In recent new government building plans, the New Towns phase has been completely looked over. Why do you think this is?

It’s mainly because of the whole privatisation stamp of this government: private is good, public is bad. The essence of the New Towns is that they were public enterprises. There was a lot of private capital involved but public authorities coordinated the thing, and once you start talking about that, this is out. The Town and Country Planning Association [TCPA] – the successor to Howard’s Garden City Movement – are currently calling for the building of New Towns.

They are lobbying very hard to have the new forms of developments as New Towns, and they are saying that only by setting up Development Corporations can they do this. The Act is actually still on the statute book so there’s nothing to prevent the government from doing this, but it is very much against the way that this government approaches matters.

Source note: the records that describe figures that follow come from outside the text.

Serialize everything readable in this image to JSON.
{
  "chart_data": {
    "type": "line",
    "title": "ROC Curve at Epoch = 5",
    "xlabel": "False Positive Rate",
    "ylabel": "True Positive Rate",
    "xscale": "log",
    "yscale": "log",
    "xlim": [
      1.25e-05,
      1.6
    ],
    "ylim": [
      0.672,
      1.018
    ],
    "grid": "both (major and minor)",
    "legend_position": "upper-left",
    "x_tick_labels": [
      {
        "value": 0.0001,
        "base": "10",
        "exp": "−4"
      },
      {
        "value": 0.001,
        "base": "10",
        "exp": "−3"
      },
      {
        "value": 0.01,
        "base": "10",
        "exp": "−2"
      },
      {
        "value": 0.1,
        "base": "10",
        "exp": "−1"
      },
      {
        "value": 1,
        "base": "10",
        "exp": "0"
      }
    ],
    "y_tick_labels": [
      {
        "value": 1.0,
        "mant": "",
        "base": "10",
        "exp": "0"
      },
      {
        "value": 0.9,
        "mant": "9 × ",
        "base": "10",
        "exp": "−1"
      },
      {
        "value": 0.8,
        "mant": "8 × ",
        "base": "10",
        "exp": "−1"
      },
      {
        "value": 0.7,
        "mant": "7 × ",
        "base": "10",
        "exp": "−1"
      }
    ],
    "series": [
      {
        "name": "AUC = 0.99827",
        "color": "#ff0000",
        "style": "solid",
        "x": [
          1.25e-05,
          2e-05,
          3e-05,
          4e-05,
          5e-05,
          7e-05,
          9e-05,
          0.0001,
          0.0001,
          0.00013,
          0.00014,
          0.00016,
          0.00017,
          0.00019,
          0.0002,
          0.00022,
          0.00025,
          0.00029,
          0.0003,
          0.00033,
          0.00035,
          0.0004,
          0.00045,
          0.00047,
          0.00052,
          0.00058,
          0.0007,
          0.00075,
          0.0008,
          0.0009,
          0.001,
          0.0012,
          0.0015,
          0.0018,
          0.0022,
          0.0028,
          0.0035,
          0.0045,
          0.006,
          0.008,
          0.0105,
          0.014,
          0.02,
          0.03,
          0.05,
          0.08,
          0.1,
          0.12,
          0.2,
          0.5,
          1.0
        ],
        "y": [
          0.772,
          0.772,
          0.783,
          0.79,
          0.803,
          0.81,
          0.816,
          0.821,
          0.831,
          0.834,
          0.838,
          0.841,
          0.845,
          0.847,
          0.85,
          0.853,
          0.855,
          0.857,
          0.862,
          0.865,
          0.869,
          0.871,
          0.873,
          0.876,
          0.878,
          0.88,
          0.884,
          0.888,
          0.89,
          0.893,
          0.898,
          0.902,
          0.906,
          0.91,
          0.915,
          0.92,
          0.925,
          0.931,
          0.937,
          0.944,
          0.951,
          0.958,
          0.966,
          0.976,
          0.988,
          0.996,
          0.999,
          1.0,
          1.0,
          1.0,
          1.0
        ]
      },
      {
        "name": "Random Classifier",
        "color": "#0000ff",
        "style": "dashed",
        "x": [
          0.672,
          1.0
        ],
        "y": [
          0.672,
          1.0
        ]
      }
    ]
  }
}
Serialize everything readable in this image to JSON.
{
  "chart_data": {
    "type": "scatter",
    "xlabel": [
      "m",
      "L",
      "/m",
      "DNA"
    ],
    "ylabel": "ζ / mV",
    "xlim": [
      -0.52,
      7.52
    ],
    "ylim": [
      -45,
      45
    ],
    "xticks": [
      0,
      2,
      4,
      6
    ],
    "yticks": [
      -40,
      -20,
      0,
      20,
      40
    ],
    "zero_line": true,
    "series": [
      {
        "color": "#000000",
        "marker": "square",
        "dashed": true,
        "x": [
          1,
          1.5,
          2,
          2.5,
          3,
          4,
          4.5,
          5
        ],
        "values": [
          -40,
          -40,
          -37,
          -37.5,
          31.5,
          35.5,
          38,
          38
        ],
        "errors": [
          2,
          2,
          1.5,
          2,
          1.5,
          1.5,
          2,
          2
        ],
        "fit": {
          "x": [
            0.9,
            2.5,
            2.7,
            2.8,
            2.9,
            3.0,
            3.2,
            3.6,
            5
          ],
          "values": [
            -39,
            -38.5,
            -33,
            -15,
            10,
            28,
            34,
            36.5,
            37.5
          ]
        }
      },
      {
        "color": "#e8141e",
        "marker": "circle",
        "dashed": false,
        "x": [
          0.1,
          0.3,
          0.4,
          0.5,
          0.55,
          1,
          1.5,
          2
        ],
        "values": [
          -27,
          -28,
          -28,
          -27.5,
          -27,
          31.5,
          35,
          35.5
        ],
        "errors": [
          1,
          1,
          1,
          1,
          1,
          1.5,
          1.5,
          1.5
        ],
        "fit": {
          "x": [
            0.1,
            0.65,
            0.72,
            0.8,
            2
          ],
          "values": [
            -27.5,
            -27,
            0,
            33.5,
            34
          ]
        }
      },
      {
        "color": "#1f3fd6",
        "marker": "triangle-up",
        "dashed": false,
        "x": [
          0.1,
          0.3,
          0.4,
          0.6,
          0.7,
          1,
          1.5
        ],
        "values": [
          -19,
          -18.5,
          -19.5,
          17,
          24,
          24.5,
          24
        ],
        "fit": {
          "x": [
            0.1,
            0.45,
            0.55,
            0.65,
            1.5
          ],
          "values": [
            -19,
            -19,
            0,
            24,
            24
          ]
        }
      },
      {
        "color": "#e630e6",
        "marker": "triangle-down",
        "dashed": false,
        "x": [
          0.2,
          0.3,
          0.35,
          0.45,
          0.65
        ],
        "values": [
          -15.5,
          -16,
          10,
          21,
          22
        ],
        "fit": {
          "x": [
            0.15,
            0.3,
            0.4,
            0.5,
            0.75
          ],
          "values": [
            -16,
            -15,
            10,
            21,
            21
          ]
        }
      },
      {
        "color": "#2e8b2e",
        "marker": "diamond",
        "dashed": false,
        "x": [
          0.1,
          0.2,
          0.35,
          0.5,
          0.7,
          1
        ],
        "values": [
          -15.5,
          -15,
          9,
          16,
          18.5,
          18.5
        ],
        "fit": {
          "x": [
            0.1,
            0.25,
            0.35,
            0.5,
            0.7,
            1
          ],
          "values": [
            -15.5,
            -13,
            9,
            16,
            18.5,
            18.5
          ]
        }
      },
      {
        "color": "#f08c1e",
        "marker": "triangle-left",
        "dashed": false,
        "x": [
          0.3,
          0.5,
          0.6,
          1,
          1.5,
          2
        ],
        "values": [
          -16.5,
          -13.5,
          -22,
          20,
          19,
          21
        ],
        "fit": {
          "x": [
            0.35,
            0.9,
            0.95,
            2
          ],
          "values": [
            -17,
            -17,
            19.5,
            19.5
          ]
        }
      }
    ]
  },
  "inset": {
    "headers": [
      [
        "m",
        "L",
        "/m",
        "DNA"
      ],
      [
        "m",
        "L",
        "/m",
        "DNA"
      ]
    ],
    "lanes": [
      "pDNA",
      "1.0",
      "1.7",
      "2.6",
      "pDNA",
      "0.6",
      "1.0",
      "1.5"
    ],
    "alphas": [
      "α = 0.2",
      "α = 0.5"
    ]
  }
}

The other issue that the TCPA mention but are not pushing is the thing that was very close to Howard’s heart, which is getting the increased land value for the benefit of the community. This of course is a major political issue. At the moment, you buy land and you buy it at the value for development. If you buy development land it is very expensive. Under the New Towns Act 1946, the land was bought at its existing use value – so, if it was a farm it was bought for the price of agricultural land – but the Tories changed that at some time in the 1950s. That is a major factor that makes a hell of a difference.

What lessons can be drawn from the New Towns for today’s planners?

They proved that you can create better conditions – for all their deficiencies, they were still better places to live in than the average council estate. They still are. When I go back to Crawley now I think, ‘This is a good place to live.’ So they are a vindication of planning. They are also a vindication of public authority, with the powers, and to some extent the money, to do a job. You can make criticisms that they were not democratically accountable, not accountable to the local people, but that is not a problem that is capable of solution. The sort of people that were appointed to the boards of the Development Corporations were mostly businessmen, with a few right-wing Labour councillors chucked in for good measure. Their main aim was to provide a profitable field for capitalist enterprise – there is no doubt about that. The chairman of the Crawley Development Corporation was a guy called Sir Thomas Bennett, who was an architect and then a big business architect, and whose clients were industrialists. He used to give an annual report, and the main point he made was that the industries were saying that they were making more profit in Crawley.